Au départ, la Dre Li-Meng Yan souhaitait garder l’anonymat. C’était la mi-janvier, et la jeune femme, chercheuse à Hong Kong, avait commencé à entendre des rumeurs au sujet de l’émergence en Chine continentale d’un virus nouveau et dangereux, dont le gouvernement minimisait l’importance. Craignant pour sa sécurité personnelle et sa carrière, elle contacta son animateur de chaîne YouTube préféré, connu pour ses critiques du régime chinois.

Quelques jours plus tard, l’animateur en question annonçait à ses 100 000 abonnés que le coronavirus avait été volontairement disséminé par le Parti communiste chinois. Il ne pouvait pas nommer le lanceur d’alerte, disait-il, parce que les autorités risquaient de faire “disparaître” cette personne.

En septembre, la Dre Yan avait renoncé à toute prudence.
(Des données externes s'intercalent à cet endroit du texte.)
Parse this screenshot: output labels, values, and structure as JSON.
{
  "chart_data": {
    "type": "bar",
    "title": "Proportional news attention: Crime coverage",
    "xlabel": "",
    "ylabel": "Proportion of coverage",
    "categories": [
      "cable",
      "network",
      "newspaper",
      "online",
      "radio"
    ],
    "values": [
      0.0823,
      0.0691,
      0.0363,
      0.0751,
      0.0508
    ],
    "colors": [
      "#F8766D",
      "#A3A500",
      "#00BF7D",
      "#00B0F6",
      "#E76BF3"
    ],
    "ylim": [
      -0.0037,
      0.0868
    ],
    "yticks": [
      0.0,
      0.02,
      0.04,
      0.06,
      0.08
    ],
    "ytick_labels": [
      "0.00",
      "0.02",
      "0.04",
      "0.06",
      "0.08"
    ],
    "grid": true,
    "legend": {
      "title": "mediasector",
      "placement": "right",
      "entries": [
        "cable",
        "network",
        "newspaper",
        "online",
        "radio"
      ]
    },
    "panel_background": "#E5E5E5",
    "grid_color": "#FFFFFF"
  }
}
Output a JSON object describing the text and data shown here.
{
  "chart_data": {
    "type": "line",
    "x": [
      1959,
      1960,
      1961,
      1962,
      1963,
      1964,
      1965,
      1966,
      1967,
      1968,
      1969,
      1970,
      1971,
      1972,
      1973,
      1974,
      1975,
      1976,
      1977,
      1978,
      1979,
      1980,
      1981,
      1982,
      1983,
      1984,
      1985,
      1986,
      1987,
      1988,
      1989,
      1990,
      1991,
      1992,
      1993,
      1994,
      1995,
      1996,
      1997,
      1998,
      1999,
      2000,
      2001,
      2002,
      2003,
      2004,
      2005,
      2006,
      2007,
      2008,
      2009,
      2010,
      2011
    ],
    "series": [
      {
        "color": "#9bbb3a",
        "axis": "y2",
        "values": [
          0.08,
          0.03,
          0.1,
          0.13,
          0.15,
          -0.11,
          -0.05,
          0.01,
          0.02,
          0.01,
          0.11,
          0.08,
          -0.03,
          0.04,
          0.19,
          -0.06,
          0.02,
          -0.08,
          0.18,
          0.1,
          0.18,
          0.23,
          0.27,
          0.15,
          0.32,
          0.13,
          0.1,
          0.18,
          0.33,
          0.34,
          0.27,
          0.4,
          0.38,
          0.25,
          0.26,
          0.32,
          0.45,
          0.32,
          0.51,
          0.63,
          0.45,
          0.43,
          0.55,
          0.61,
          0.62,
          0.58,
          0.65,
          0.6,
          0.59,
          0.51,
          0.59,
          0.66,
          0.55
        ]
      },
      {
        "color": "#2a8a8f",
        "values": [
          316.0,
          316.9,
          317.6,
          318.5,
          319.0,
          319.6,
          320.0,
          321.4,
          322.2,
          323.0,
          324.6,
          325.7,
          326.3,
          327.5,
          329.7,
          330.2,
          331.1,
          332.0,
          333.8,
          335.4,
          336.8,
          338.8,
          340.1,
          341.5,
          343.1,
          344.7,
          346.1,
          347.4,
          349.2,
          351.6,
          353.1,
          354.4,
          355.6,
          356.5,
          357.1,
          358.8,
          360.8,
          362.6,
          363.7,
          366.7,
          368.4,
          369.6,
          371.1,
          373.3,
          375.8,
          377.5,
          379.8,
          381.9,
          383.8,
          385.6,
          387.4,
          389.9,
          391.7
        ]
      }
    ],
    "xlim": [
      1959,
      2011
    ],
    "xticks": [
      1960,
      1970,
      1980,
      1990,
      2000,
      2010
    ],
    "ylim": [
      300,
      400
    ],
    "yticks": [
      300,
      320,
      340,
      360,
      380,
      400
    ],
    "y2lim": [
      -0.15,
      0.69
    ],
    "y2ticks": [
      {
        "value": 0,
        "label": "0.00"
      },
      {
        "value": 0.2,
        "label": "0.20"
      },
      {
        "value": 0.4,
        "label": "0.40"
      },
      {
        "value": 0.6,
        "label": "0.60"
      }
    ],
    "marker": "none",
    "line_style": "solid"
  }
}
Elle est apparue sur la chaîne américaine Fox News pour affirmer, sans preuve et devant des millions de téléspectateurs, que le coronavirus était une arme biologique développée par la Chine.

Du jour au lendemain, elle devint la coqueluche des médias de droite. Les principaux conseillers du président américain Donald Trump et les experts conservateurs la qualifiaient de héroïne. Presque aussi rapidement, son interview a été signalée sur les réseaux sociaux comme contenant des “fausses informations”. Des scientifiques ont par ailleurs rejeté les conclusions de ses recherches en disant qu’il s’agissait d’une polémique déguisée en pseudoscience.

Son ascension est le produit de la collaboration entre deux groupes distincts, mais dont l’alliance ne cesse de se renforcer, et qui colportent la désinformation : un pan restreint mais actif de la diaspora chinoise, d’une part, et la très influente extrême droite américaine, de l’autre.